With all the talk of a housing market crash, there’s not a lot of data to support it.
Sure, home price gains have moderated significantly after recording massive gains, but they’re still up year-over-year.
In fact, the median existing-home price was $389,500 in August, a 7.7% increase from a year earlier, per the National Association of Realtors.
That marked 126 consecutive months of year-over-year increases, the longest streak on record.
At the same time, the median sales price has fallen for two months in a row, signaling a potential top of the market. Still, most homeowners are staying put.
Most Homeowners Aren’t Going Anywhere
While it’s starting to feel more like a buyer’s market, given the more-than-doubling in mortgage rates since the start of the year, it’s certainly not a full-blown one.
Per the same existing-homes report from NAR from August, unsold inventory fell to 1.28 million units as of the end of August.
That represented just a 3.2-month supply at the current monthly sales pace, and bucked the trend of five successive monthly increases in supply.
Additionally, existing home sales fell 0.4% from July to a seasonally adjusted annual rate of 4.80 million in August.
On a year-over-year basis, sales plummeted 19.9% from their 5.99 million pace during the same period in 2021.
In other words, homeowners aren’t selling. But why? With home prices still close to their recent peak, it sure sounds like a good time to sell.
The answer is fairly simple. Because there’s not a good replacement unless you already own one.
Existing Homeowners Have Low Fixed-Rate Mortgages with Small Loan Balances
Today’s homeowners are in incredible shape, yet another reason why a big housing downturn seems unlikely.

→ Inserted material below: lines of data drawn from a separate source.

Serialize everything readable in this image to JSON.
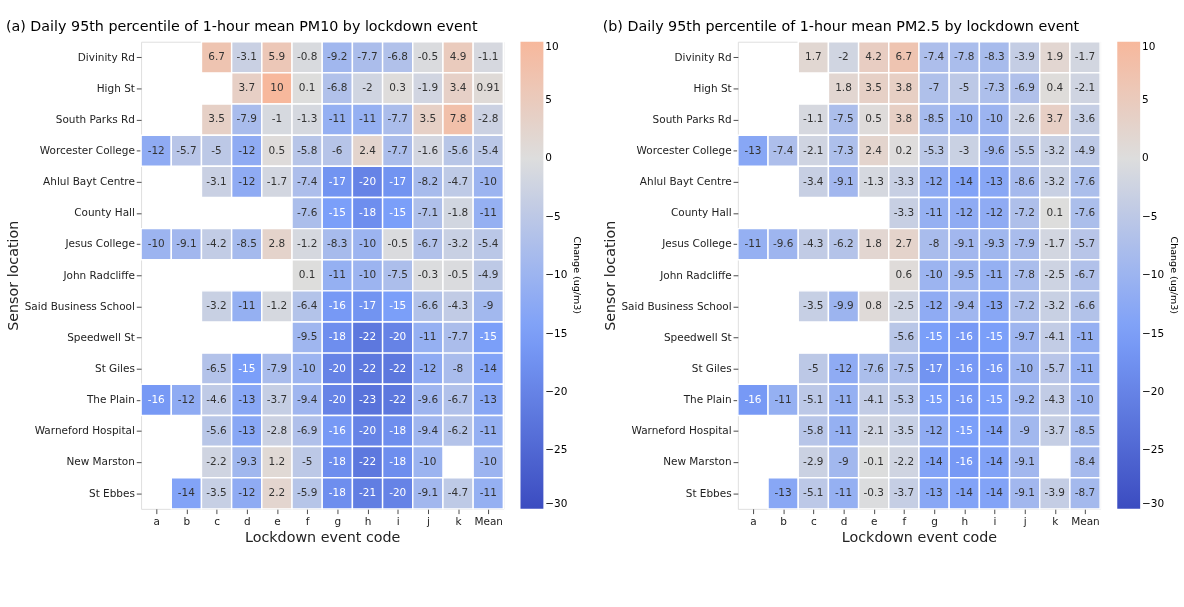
{
  "chart_data": [
    {
      "type": "heatmap",
      "title": "(a)   Daily 95th percentile of 1-hour mean PM10 by lockdown event",
      "xlabel": "Lockdown event code",
      "ylabel": "Sensor location",
      "clabel": "Change (ug/m3)",
      "categories": [
        "a",
        "b",
        "c",
        "d",
        "e",
        "f",
        "g",
        "h",
        "i",
        "j",
        "k",
        "Mean"
      ],
      "y_categories": [
        "Divinity Rd",
        "High St",
        "South Parks Rd",
        "Worcester College",
        "Ahlul Bayt Centre",
        "County Hall",
        "Jesus College",
        "John Radcliffe",
        "Said Business School",
        "Speedwell St",
        "St Giles",
        "The Plain",
        "Warneford Hospital",
        "New Marston",
        "St Ebbes"
      ],
      "cells": [
        [
          null,
          null,
          6.7,
          -3.1,
          5.9,
          -0.8,
          -9.2,
          -7.7,
          -6.8,
          -0.5,
          4.9,
          -1.1
        ],
        [
          null,
          null,
          null,
          3.7,
          10,
          0.1,
          -6.8,
          -2,
          0.3,
          -1.9,
          3.4,
          0.91
        ],
        [
          null,
          null,
          3.5,
          -7.9,
          -1,
          -1.3,
          -11,
          -11,
          -7.7,
          3.5,
          7.8,
          -2.8
        ],
        [
          -12,
          -5.7,
          -5,
          -12,
          0.5,
          -5.8,
          -6,
          2.4,
          -7.7,
          -1.6,
          -5.6,
          -5.4
        ],
        [
          null,
          null,
          -3.1,
          -12,
          -1.7,
          -7.4,
          -17,
          -20,
          -17,
          -8.2,
          -4.7,
          -10
        ],
        [
          null,
          null,
          null,
          null,
          null,
          -7.6,
          -15,
          -18,
          -15,
          -7.1,
          -1.8,
          -11
        ],
        [
          -10,
          -9.1,
          -4.2,
          -8.5,
          2.8,
          -1.2,
          -8.3,
          -10,
          -0.5,
          -6.7,
          -3.2,
          -5.4
        ],
        [
          null,
          null,
          null,
          null,
          null,
          0.1,
          -11,
          -10,
          -7.5,
          -0.3,
          -0.5,
          -4.9
        ],
        [
          null,
          null,
          -3.2,
          -11,
          -1.2,
          -6.4,
          -16,
          -17,
          -15,
          -6.6,
          -4.3,
          -9
        ],
        [
          null,
          null,
          null,
          null,
          null,
          -9.5,
          -18,
          -22,
          -20,
          -11,
          -7.7,
          -15
        ],
        [
          null,
          null,
          -6.5,
          -15,
          -7.9,
          -10,
          -20,
          -22,
          -22,
          -12,
          -8,
          -14
        ],
        [
          -16,
          -12,
          -4.6,
          -13,
          -3.7,
          -9.4,
          -20,
          -23,
          -22,
          -9.6,
          -6.7,
          -13
        ],
        [
          null,
          null,
          -5.6,
          -13,
          -2.8,
          -6.9,
          -16,
          -20,
          -18,
          -9.4,
          -6.2,
          -11
        ],
        [
          null,
          null,
          -2.2,
          -9.3,
          1.2,
          -5,
          -18,
          -22,
          -18,
          -10,
          null,
          -10
        ],
        [
          null,
          -14,
          -3.5,
          -12,
          2.2,
          -5.9,
          -18,
          -21,
          -20,
          -9.1,
          -4.7,
          -11
        ]
      ],
      "clim": [
        -30,
        10
      ],
      "cticks": [
        10,
        5,
        0,
        -5,
        -10,
        -15,
        -20,
        -25,
        -30
      ],
      "data_labels": true
    },
    {
      "type": "heatmap",
      "title": "(b)   Daily 95th percentile of 1-hour mean PM2.5 by lockdown event",
      "xlabel": "Lockdown event code",
      "ylabel": "Sensor location",
      "clabel": "Change (ug/m3)",
      "categories": [
        "a",
        "b",
        "c",
        "d",
        "e",
        "f",
        "g",
        "h",
        "i",
        "j",
        "k",
        "Mean"
      ],
      "y_categories": [
        "Divinity Rd",
        "High St",
        "South Parks Rd",
        "Worcester College",
        "Ahlul Bayt Centre",
        "County Hall",
        "Jesus College",
        "John Radcliffe",
        "Said Business School",
        "Speedwell St",
        "St Giles",
        "The Plain",
        "Warneford Hospital",
        "New Marston",
        "St Ebbes"
      ],
      "cells": [
        [
          null,
          null,
          1.7,
          -2,
          4.2,
          6.7,
          -7.4,
          -7.8,
          -8.3,
          -3.9,
          1.9,
          -1.7
        ],
        [
          null,
          null,
          null,
          1.8,
          3.5,
          3.8,
          -7,
          -5,
          -7.3,
          -6.9,
          0.4,
          -2.1
        ],
        [
          null,
          null,
          -1.1,
          -7.5,
          0.5,
          3.8,
          -8.5,
          -10,
          -10,
          -2.6,
          3.7,
          -3.6
        ],
        [
          -13,
          -7.4,
          -2.1,
          -7.3,
          2.4,
          0.2,
          -5.3,
          -3,
          -9.6,
          -5.5,
          -3.2,
          -4.9
        ],
        [
          null,
          null,
          -3.4,
          -9.1,
          -1.3,
          -3.3,
          -12,
          -14,
          -13,
          -8.6,
          -3.2,
          -7.6
        ],
        [
          null,
          null,
          null,
          null,
          null,
          -3.3,
          -11,
          -12,
          -12,
          -7.2,
          0.1,
          -7.6
        ],
        [
          -11,
          -9.6,
          -4.3,
          -6.2,
          1.8,
          2.7,
          -8,
          -9.1,
          -9.3,
          -7.9,
          -1.7,
          -5.7
        ],
        [
          null,
          null,
          null,
          null,
          null,
          0.6,
          -10,
          -9.5,
          -11,
          -7.8,
          -2.5,
          -6.7
        ],
        [
          null,
          null,
          -3.5,
          -9.9,
          0.8,
          -2.5,
          -12,
          -9.4,
          -13,
          -7.2,
          -3.2,
          -6.6
        ],
        [
          null,
          null,
          null,
          null,
          null,
          -5.6,
          -15,
          -16,
          -15,
          -9.7,
          -4.1,
          -11
        ],
        [
          null,
          null,
          -5,
          -12,
          -7.6,
          -7.5,
          -17,
          -16,
          -16,
          -10,
          -5.7,
          -11
        ],
        [
          -16,
          -11,
          -5.1,
          -11,
          -4.1,
          -5.3,
          -15,
          -16,
          -15,
          -9.2,
          -4.3,
          -10
        ],
        [
          null,
          null,
          -5.8,
          -11,
          -2.1,
          -3.5,
          -12,
          -15,
          -14,
          -9,
          -3.7,
          -8.5
        ],
        [
          null,
          null,
          -2.9,
          -9,
          -0.1,
          -2.2,
          -14,
          -16,
          -14,
          -9.1,
          null,
          -8.4
        ],
        [
          null,
          -13,
          -5.1,
          -11,
          -0.3,
          -3.7,
          -13,
          -14,
          -14,
          -9.1,
          -3.9,
          -8.7
        ]
      ],
      "clim": [
        -30,
        10
      ],
      "cticks": [
        10,
        5,
        0,
        -5,
        -10,
        -15,
        -20,
        -25,
        -30
      ],
      "data_labels": true
    }
  ]
}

They’re sitting on record home equity and they hold record-low mortgage rates.
As I pointed out a week ago, the national loan-to-value ratio (LTV) is 29.5%, the lowest number since 1983.
Simply put, Americans own more of their homes than they have for nearly 40 years. And the banks own less.
At the same time, the average American has a fixed interest rate on their home loan that is well below current levels.
In fact, Redfin recently pointed out that 85.3% of Americans with a mortgage have an interest rate below 5%.
Even better, many millions of Americans have fixed mortgage rates in the 2-3% range. Millions more have fixed rates in the 3-4% range.
Consider that the latest weekly average for a 30-year fixed from Freddie Mac was 6.29%, and you’ll see why these homeowners ain’t going anywhere.
What It Would Look Like If a Homeowner Sold and Bought Today
20% down payment | $700,000 Home Purchase (2016) | $1.4 Million Home Purchase (2022) |
Mortgage Rate | 3.25% | 6.00% |
Monthly P&I | $2,437.16 | $6,235.33 |
Property taxes | $730 | $1,450 |
Homeowners Ins. | $130 | $250 |
Total Payment | $3,300 | $8,400 |
Difference | +$5,100 |
Let’s consider a hypothetical homeowner that decides to sell their home and purchase a new one.
We’ll suppose they took out a 30-year fixed-rate mortgage set at 3.25% tied to a prior $700,000 home purchase. We’ll assume they bought their home in 2016 and put 20% down.
Their monthly principal and interest payment would be a low $2,437.16. They’re also paying roughly $730 in property taxes and $130 a month for homeowners insurance (mortgage impound account).
In total, their monthly housing payment is about $3,300. What a deal!
They’ve considered moving and the homes they’re interested in are going for around $1.4 million.
And no, these homes aren’t much bigger than what they currently own, and are actually quite comparable to what they have. Perhaps an extra bedroom and a bit more square footage.
The good news is their current home might sell for $1.2 million today thanks to rapidly appreciating home values over the past several years.
Considering that their outstanding loan balance is around $487,000, they’d have a nice chunk of change for the new down payment.
Still, if they want to put down 20%, they’d need $280,000. That would leave them with a $1,120,000 loan balance on their new mortgage.
Now let’s factor in their new mortgage rate of 6% (we’ll be conservative in their favor as jumbo loan rates can be lower these days).
That’s a monthly principal and interest payment of $6,714.97. Now let’s add the tax of $1,450 per month and the homeowners insurance for another $250 a month. Both are higher due to a higher sales price.
When we tally that up, it’s a total housing payment of about $8,400 per month.
That’s a difference of $5,100, or about a 155% increase in housing costs. So why sell unless you own multiple properties and can move into another one you own?
The only folks who might sell are those with lots of cash, whether that’s a retiree who is downsizing or an investor who can cash out and not worry about buying a replacement property.
Or a distressed seller, though these have been few and far between over the past many years.
For these reasons, NAR Chief Economist Lawrence Yun is probably right in saying that housing “inventory will remain tight in the coming months and even for the next couple of years.”